Lamento no haber guardado los primeros ejemplares que pasaron por mis manos, víctimas de desapego, mudanzas y suertes varias. Sólo recuerdo que junto a mi cama había una pequeña estantería fabricada por mi padre, con la colección completa de los Guillermos de la inglesa Richmal Crompton, alguno de Walt Disney, colecciones españolas de cuentos de hadas, de Grimm, de Perrault, de Las mil y una noches, más El millón de chistes.

Después o conjuntamente fueron los cuadernillos de apretada letra de Julio Verne o Dickens. Casi todos ya eran viejos por sus características a dos columnas, ilustraciones anticuadas o torpes, papel amarillo, muchos adquiridos a segunda mano. Pero a nadie se le habría ocurrido descartarlos por su vetustez. Pertenecían a una era en que no se pretendía hacer más atractiva la lectura a los chicos, simplemente leíamos lo que caía en nuestras manos.

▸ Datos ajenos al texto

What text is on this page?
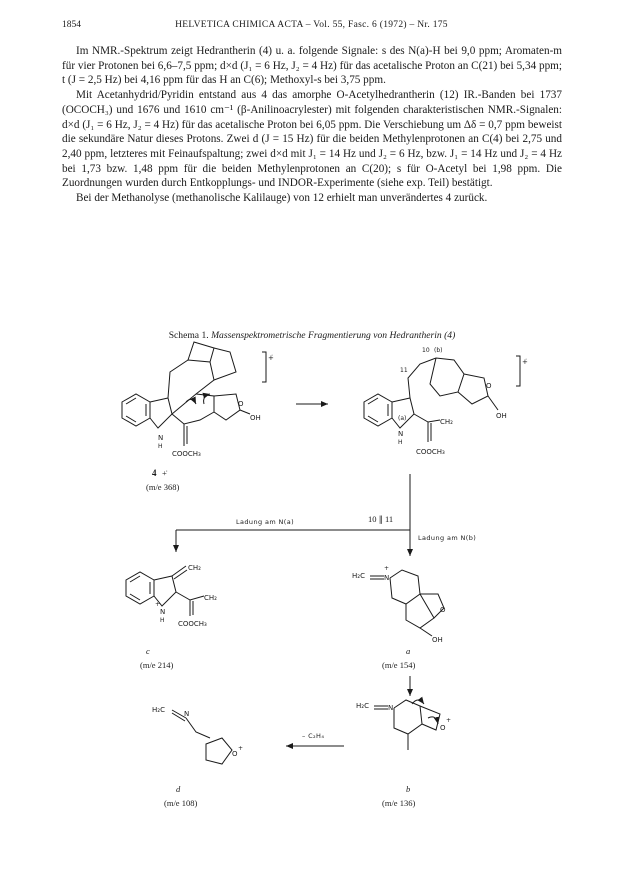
1854	HELVETICA CHIMICA ACTA – Vol. 55, Fasc. 6 (1972) – Nr. 175

Im NMR.-Spektrum zeigt Hedrantherin (4) u. a. folgende Signale: s des N(a)-H bei 9,0 ppm; Aromaten-m für vier Protonen bei 6,6–7,5 ppm; d×d (J₁ = 6 Hz, J₂ = 4 Hz) für das acetalische Proton an C(21) bei 5,34 ppm; t (J = 2,5 Hz) bei 4,16 ppm für das H an C(6); Methoxyl-s bei 3,75 ppm.

Mit Acetanhydrid/Pyridin entstand aus 4 das amorphe O-Acetylhedrantherin (12) IR.-Banden bei 1737 (OCOCH₃) und 1676 und 1610 cm⁻¹ (β-Anilinoacrylester) mit folgenden charakteristischen NMR.-Signalen: d×d (J₁ = 6 Hz, J₂ = 4 Hz) für das acetalische Proton bei 6,05 ppm. Die Verschiebung um Δδ = 0,7 ppm beweist die sekundäre Natur dieses Protons. Zwei d (J = 15 Hz) für die beiden Methylenprotonen an C(4) bei 2,75 und 2,40 ppm, letzteres mit Feinaufspaltung; zwei d×d mit J₁ = 14 Hz und J₂ = 6 Hz, bzw. J₁ = 14 Hz und J₂ = 4 Hz bei 1,73 bzw. 1,48 ppm für die beiden Methylenprotonen an C(20); s für O-Acetyl bei 1,98 ppm. Die Zuordnungen wurden durch Entkopplungs- und INDOR-Experimente (siehe exp. Teil) bestätigt.

Bei der Methanolyse (methanolische Kalilauge) von 12 erhielt man unverändertes 4 zurück.

Schema 1. Massenspektrometrische Fragmentierung von Hedrantherin (4)
N
H
O
OH
COOCH₃
+̇
4 +̇
(m/e 368)
10 (b)
11
(a)
N
H
CH₂
O
OH
COOCH₃
+̇
10 ∥ 11
Ladung am N(a)
Ladung am N(b)
CH₂
CH₂
N
+
H COOCH₃
c
(m/e 214)
H₂C	N
+
O
OH
a
(m/e 154)
H₂C	N
O
+
d
(m/e 108)
– C₂H₄
H₂C	N
O
+
b
(m/e 136)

Pasada la pubertad, sobrevino la manía de asegurarnos su propiedad estampándole nombre y fecha. Así es como compruebo que en la adolescencia leí mucho que sin duda no alcanzaba a entender ni apreciar, pero , como dice Italo Calvino: Hay en la obra una fuerza especial que consigue hacerse olvidar como tal, pero que deja su simiente.

Simiente, partícula de dicha, tarea y recreo, aventura con infinitas peripecias, puerta celestial abierta en la adversidad.

Donde no hay libros hace frío. Vale para las casas, las ciudades, los países. Un frío de cataclismo, un páramo de amnesia

¿El libro está destinado a desaparecer? Paciencia, lo recordaremos y seguirá viviendo en nosotros, como cualquier difunto querido, mientras adentro nieva en las pantallas y afuera en la estepa aúllan los lobos.